Developers, Developers, Developers!
The folks hacking on the Postgres code are both insanely skilled and notoriously available. It’s almost a running joke to guess which of the core devs will answer a basic SQL question first. There’s practically a race to answer questions in the mailing lists regardless of sophistication or perceived merit, and anyone subscribed to the list can participate.
Their dedication to fostering community interaction is unrelenting. While not quite as organized as the Linux kernel developers thanks to Linus’ role as benevolent dictator, they’ve pushed Postgres forward every year. Due to their strict commit-fests and automated testing and code review, they’ve delivered a stable update roughly every year since 2008. Is there another database engine that can boast the same?

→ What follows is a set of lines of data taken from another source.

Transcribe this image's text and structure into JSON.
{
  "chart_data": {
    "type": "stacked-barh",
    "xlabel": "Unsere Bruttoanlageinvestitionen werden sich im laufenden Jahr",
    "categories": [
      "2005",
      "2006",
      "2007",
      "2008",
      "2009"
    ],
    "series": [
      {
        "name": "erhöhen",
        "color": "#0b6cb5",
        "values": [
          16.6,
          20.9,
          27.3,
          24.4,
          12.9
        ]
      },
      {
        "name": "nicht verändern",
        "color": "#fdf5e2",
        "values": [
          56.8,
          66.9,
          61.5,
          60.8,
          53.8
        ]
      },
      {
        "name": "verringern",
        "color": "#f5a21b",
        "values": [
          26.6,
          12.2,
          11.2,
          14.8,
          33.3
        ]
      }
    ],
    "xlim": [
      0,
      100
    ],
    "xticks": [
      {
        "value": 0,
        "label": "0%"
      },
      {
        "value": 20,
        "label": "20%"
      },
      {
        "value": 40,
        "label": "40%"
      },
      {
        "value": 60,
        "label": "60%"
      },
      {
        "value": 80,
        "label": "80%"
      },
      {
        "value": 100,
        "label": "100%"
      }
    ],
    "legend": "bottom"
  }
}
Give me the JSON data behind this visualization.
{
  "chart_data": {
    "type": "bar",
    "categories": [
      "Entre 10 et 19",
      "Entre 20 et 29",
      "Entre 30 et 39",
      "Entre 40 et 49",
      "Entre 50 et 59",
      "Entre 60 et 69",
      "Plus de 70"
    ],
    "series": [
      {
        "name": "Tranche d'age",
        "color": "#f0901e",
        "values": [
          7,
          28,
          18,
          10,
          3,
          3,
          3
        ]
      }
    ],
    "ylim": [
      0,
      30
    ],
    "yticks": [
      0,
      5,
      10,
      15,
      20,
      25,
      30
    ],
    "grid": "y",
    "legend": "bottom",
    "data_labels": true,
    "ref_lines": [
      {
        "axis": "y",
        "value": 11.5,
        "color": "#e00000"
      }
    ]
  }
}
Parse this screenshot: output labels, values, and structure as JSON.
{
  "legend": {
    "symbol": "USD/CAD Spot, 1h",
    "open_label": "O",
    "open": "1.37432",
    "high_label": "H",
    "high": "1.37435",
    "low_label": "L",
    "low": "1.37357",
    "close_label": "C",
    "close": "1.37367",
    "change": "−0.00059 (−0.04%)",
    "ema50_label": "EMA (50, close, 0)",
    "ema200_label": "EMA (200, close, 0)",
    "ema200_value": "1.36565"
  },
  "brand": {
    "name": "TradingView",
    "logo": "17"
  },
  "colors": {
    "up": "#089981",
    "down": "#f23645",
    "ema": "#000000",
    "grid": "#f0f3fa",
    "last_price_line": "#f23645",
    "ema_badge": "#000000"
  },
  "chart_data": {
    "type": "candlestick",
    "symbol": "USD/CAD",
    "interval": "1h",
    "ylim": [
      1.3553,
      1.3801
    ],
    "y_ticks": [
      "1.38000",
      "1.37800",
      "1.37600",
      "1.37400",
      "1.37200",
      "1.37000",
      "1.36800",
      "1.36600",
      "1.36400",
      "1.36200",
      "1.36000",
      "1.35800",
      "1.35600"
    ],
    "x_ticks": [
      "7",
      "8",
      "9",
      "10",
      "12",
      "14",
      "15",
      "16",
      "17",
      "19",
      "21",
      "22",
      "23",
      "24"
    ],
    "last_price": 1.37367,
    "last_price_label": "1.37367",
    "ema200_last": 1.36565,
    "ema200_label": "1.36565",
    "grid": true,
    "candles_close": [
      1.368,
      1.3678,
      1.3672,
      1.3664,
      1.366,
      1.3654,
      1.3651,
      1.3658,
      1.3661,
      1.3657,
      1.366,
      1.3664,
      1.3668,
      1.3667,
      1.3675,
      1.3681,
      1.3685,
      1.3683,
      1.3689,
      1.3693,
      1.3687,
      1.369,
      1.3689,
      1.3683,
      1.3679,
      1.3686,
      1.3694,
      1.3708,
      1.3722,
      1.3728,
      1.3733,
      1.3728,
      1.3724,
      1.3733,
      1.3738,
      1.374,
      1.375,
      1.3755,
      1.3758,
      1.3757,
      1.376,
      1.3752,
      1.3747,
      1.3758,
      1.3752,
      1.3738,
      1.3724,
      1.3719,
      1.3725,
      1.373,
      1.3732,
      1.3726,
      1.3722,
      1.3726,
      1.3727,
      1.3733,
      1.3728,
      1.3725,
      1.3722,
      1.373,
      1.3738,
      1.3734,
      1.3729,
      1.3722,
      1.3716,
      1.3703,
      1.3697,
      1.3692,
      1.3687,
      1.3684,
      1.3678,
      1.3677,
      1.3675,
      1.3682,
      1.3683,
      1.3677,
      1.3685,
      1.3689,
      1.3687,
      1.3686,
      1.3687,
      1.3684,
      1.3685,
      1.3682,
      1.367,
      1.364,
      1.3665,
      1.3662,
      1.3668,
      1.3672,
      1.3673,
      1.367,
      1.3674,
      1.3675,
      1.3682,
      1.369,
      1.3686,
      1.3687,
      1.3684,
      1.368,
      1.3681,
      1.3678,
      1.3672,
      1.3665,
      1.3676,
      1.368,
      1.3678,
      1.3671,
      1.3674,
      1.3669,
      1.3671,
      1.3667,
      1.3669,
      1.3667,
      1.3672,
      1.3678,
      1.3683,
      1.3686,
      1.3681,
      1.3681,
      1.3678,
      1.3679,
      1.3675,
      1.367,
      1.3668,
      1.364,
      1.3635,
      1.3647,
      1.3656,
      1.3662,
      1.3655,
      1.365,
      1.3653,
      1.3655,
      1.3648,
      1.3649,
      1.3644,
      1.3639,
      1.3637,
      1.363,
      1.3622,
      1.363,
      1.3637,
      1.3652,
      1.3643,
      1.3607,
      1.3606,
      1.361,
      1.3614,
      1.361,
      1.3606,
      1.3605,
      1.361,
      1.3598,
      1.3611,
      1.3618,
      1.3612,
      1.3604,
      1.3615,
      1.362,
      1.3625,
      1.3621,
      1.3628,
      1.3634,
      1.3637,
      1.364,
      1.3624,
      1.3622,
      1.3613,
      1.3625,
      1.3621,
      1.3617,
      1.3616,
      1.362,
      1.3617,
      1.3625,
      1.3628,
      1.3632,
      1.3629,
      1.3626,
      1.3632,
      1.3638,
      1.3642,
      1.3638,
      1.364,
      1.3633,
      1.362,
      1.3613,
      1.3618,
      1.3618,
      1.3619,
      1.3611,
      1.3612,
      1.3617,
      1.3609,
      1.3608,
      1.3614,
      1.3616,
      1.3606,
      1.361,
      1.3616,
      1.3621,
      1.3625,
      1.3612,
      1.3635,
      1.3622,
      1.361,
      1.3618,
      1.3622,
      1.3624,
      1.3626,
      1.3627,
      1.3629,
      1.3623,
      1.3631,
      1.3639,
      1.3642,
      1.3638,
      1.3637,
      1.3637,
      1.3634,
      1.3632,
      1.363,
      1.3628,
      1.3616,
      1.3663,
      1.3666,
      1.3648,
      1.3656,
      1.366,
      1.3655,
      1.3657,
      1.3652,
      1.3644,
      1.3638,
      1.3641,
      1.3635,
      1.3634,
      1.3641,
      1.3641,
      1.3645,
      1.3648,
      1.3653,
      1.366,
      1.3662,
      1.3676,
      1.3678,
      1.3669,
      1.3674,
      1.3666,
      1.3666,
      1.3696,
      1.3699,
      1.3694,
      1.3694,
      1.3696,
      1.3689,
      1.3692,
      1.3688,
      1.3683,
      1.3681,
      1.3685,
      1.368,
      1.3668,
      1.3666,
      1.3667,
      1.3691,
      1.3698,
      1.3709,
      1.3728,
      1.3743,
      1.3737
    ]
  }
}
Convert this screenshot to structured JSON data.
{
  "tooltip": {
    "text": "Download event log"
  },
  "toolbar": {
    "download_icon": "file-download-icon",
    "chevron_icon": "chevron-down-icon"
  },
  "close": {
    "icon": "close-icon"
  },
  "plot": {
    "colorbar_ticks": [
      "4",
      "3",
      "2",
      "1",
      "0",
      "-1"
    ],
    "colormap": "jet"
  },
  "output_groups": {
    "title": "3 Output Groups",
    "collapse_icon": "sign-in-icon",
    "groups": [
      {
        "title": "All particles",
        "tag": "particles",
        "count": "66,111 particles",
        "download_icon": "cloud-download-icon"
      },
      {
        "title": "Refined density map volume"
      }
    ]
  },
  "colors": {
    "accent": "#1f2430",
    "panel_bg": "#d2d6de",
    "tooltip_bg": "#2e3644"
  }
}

And every release has at least one headliner feature that makes upgrading worth the effort. Every. Last. Version.
- 8.4: Window functions + CTEs
- 9.0: Streaming replication
- 9.1: Foreign tables, extensions
- 9.2: Cascading replication, JSON support
- 9.3: Materialized views, event triggers, data checksums
- 9.4: JSONB, background workers, logical WAL decoding
- 9.5: Upsert
- 9.6: Parallel execution
- 10.0?: Standby quorum, native table partitioning
While it would be wrong to demand that kind of dedication and quality, appreciating it is quite a different story. The community pushes Postgres forward because the devs give it a voice. That’s rare in any project.
In the end, I consider it a privilege to even participate from the sidelines. Is it perfect? Of course not; I’ve pointed out serious flaws in Postgres performance that have yet to be successfully addressed. Yet given the alternatives, and what Postgres really delivers when it’s fully leveraged, I can’t even think of a better commercial RDBMS.
Why Postgres? Maybe the better question is: why not?